When you are moving from one apartment to another, you may want your security deposit back so you may apply it to your next apartment. However, your landlord might wish to keep the security deposit and assert that you have forfeited the right to the deposit. Whether or not you get your deposit back will depend on the evidence you will be able to bring forward and whether you are working with a landlord-tenant lawyer.
Reasons Why the Landlord is Allowed to Keep the Security Deposit
If you have unpaid rent, the landlord may be able to keep the security deposit. Therefore, you would need to provide evidence that you did not have a balance due before you would be allowed to receive the deposit back on these grounds. If you feel like you do not have the documentation necessary to prove this, make sure to bring this up with your landlord-tenant lawyer.
Another reason why a landlord may be able to keep your rent is if you left the building damaged. In these cases, you will need to provide evidence that your apartment wasn't damaged, that the damage was normal wear and tear, or that the damage existed before you moved into the apartment. Taking before and after photographs can help you prove your version of the events. A landlord-tenant lawyer may also have ideas for how you may be able to prove that you didn't damage your apartment. You may have also withheld your rent because the apartment had damage that your tenant did not repair.

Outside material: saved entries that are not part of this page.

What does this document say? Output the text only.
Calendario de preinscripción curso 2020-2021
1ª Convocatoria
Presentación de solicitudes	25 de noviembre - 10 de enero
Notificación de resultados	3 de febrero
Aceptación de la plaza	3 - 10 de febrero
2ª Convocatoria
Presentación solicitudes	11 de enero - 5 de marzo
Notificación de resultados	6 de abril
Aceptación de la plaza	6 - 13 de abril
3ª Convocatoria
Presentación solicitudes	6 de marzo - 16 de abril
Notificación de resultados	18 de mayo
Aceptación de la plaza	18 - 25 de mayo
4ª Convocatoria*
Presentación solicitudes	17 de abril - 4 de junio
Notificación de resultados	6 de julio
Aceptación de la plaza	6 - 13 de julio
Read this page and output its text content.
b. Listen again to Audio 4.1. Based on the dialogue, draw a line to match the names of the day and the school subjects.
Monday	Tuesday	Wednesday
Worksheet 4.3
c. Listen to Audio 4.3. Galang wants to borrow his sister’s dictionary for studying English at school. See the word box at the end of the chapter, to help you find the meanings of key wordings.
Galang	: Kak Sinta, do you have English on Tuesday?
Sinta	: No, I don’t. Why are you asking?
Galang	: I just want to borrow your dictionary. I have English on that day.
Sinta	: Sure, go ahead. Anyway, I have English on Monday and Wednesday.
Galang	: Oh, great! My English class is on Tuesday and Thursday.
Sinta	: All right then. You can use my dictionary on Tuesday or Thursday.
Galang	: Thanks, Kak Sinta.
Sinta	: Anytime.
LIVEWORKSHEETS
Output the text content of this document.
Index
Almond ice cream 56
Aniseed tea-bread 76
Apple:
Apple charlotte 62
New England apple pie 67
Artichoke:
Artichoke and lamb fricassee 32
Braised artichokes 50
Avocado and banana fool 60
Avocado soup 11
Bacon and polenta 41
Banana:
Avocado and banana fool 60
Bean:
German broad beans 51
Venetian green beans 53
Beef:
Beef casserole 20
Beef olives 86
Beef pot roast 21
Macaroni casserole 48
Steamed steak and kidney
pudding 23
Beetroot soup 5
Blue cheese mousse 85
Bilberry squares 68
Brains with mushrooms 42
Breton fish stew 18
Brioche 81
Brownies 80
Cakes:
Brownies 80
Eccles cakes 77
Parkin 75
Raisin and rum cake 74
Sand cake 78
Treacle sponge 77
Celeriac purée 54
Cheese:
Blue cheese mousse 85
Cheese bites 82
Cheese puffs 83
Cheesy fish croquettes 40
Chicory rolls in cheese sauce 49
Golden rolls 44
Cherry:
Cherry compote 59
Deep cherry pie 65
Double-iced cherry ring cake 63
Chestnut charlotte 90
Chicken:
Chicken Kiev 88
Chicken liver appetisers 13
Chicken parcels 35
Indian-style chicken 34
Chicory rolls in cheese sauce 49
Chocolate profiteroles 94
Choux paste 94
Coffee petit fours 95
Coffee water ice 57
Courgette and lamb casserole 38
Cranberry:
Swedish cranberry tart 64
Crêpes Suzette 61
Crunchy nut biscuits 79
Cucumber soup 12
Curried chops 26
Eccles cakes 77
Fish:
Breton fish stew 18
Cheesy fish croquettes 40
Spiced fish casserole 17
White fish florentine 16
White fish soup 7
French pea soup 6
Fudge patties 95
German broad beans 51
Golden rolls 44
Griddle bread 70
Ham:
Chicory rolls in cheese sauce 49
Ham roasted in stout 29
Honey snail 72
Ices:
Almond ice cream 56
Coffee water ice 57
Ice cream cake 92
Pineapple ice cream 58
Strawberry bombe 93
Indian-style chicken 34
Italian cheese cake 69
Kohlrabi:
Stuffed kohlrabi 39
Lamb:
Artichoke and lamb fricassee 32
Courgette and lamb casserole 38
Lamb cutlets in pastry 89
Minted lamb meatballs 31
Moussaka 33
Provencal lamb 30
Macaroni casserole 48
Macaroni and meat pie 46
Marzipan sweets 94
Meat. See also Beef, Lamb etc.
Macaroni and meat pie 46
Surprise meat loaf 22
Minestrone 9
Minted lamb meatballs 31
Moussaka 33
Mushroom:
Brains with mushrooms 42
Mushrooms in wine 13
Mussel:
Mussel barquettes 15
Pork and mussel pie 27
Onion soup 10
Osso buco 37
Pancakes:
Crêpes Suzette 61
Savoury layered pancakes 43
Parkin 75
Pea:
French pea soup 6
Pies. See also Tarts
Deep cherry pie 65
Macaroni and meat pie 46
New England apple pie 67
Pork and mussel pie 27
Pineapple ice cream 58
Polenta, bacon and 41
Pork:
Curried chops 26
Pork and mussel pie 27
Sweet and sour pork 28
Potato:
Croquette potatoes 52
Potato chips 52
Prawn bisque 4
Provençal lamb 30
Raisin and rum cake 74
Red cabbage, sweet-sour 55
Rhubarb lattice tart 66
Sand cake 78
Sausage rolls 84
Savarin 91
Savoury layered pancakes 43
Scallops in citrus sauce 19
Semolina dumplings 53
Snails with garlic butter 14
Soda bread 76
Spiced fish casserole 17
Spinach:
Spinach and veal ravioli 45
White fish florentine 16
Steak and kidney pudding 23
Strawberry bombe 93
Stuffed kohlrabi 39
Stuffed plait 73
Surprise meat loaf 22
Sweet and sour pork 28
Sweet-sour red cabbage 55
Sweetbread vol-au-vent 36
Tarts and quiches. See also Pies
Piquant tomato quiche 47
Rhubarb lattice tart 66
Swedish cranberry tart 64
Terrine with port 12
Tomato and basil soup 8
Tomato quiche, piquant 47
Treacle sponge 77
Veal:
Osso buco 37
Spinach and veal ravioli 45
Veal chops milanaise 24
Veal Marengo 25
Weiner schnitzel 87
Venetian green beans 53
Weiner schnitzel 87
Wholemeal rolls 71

Some landlords may claim that they were forced to pay for damage when there was no actual damage done to the property. For example, your landlord might claim that they had to hire a contractor to repair the walls of your house when they do not have legal documentation to prove that such repairs were ever performed.
Consider Threatening Legal Action
Talk to your lawyer about whether threatening legal action would be the appropriate next step. If you threaten legal action, this could be enough to encourage your landlord to hand over the security deposit. Provide your landlord with a date in which they must return the security deposit so you may have a timeline for taking legal action. If your landlord still refuses, you can always recoup your losses by suing the landlord in small claims court.